Second, I try to remember the complexity of the comedic game. Is the character Borat anti-semitic? Unquestionably--but he's also crude, unattractive, and vastly ignorant, nobody you'd want to be. Does his anti-semitism help him? No. Is it portrayed as a good thing? No, it reveals him as an idiot. Who are the "Jews" that Borat hates? A weird species of horned shape-shifters where the women lay eggs. Some sort of demon, not human beings of the Jewish religion.

I think I know what Sacha Baron Cohen is getting at with this.

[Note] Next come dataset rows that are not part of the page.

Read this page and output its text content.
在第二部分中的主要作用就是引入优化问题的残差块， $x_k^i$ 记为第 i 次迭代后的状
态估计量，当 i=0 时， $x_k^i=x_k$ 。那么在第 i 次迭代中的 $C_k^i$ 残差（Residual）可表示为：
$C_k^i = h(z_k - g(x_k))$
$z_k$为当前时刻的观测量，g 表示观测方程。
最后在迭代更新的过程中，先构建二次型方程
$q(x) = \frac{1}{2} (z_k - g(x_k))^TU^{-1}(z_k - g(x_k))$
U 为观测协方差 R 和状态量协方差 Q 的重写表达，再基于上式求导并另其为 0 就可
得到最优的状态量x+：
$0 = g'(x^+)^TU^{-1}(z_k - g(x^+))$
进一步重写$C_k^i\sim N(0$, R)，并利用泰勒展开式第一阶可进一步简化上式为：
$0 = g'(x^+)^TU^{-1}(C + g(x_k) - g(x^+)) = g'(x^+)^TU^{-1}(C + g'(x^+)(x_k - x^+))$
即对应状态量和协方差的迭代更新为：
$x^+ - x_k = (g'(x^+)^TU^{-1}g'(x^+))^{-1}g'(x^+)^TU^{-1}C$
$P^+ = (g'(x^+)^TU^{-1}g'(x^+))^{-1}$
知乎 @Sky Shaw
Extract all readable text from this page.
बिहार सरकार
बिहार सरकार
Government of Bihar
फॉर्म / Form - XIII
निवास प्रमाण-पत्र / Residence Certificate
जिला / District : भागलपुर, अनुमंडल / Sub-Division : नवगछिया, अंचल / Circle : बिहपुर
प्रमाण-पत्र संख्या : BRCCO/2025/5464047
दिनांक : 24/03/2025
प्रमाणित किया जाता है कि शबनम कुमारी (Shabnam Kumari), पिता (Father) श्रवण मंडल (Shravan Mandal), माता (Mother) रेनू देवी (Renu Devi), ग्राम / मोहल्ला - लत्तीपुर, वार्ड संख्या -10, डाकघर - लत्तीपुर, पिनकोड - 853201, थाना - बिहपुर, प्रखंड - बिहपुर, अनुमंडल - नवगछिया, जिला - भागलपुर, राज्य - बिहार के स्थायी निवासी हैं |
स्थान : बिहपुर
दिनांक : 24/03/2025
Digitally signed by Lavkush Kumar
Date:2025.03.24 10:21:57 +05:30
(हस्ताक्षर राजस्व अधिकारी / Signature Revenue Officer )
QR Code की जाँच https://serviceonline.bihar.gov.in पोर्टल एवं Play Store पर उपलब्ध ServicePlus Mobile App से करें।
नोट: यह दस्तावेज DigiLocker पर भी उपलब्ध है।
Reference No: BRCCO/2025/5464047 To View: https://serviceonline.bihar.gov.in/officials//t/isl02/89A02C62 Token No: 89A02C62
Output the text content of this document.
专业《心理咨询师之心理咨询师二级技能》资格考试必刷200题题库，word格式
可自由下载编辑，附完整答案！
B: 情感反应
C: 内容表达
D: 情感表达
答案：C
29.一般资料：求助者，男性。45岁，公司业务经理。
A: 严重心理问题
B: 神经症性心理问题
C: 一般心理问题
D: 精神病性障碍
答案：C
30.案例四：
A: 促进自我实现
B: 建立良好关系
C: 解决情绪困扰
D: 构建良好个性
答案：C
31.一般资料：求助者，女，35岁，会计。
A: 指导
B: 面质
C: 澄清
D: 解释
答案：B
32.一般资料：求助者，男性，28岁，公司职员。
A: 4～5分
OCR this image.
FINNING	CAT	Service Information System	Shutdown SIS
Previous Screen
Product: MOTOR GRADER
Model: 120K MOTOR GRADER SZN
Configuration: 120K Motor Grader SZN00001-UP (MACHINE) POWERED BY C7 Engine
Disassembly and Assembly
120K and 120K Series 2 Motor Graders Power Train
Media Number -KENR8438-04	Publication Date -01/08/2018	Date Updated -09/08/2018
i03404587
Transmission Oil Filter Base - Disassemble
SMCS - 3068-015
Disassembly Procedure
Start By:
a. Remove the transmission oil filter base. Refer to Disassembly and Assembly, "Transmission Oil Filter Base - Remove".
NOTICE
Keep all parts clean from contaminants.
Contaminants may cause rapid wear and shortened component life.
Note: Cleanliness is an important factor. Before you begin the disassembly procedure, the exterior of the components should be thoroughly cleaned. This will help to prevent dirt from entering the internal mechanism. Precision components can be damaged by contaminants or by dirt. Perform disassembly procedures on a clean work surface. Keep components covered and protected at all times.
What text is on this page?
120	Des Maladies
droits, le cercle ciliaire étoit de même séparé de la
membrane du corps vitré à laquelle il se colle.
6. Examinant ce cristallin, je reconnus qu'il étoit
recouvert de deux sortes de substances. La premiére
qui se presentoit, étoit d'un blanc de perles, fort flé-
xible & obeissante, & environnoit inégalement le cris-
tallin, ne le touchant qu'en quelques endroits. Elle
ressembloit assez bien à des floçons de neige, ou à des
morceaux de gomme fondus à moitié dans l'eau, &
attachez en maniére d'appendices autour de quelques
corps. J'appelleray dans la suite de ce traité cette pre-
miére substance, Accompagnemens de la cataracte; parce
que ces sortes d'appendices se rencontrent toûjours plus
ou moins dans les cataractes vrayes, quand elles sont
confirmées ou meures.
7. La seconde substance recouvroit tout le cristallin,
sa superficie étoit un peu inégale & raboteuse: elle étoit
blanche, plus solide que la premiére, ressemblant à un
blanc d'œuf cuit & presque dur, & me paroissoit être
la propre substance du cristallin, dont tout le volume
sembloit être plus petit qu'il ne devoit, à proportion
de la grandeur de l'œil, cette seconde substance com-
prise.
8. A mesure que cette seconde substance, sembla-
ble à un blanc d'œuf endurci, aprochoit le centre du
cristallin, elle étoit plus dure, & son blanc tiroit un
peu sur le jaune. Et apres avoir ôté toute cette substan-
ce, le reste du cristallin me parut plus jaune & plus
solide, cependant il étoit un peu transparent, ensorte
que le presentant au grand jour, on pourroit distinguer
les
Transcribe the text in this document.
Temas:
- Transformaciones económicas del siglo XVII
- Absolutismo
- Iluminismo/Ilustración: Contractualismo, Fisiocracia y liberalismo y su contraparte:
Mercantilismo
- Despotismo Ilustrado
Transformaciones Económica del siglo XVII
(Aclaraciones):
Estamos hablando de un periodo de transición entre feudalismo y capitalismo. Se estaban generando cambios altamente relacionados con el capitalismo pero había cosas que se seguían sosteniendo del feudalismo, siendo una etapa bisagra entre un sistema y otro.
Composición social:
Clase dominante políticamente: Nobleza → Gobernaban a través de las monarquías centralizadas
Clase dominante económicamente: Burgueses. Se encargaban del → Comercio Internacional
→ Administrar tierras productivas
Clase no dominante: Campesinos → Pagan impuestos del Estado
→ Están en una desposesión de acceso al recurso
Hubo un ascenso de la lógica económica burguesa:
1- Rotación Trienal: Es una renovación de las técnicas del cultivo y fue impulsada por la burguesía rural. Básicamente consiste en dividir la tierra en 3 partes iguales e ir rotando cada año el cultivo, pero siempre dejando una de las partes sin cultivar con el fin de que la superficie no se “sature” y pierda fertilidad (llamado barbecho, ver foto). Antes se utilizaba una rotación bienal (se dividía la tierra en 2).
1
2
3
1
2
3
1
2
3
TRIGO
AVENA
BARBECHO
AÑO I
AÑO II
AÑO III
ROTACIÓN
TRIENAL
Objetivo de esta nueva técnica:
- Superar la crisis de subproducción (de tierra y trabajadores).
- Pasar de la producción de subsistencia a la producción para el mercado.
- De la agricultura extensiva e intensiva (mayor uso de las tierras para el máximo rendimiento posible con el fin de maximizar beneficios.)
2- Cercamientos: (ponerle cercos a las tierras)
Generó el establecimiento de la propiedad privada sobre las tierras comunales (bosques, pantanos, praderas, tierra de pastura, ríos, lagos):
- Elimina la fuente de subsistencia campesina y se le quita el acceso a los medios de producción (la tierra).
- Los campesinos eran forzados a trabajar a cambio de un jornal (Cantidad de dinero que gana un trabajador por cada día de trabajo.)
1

The only explanation for the persistence and virulence of an irrational prejudice--whether it's the anti-semitism of Europe, or the racism of the United States--is an insistence that the "other" is nothing like you, another species. And that's insane. In the movie, we see a nice elderly couple running a B&B; Borat sees a pair of horned shape-shifting witches, determined to poison him. Borat is insane; ergo, anti-semitism is insane. Anti-semitism is portrayed in "Borat," and it's shown to be a form of mental illness.

At least that's what I took from it. Your mileage, as they say, may vary.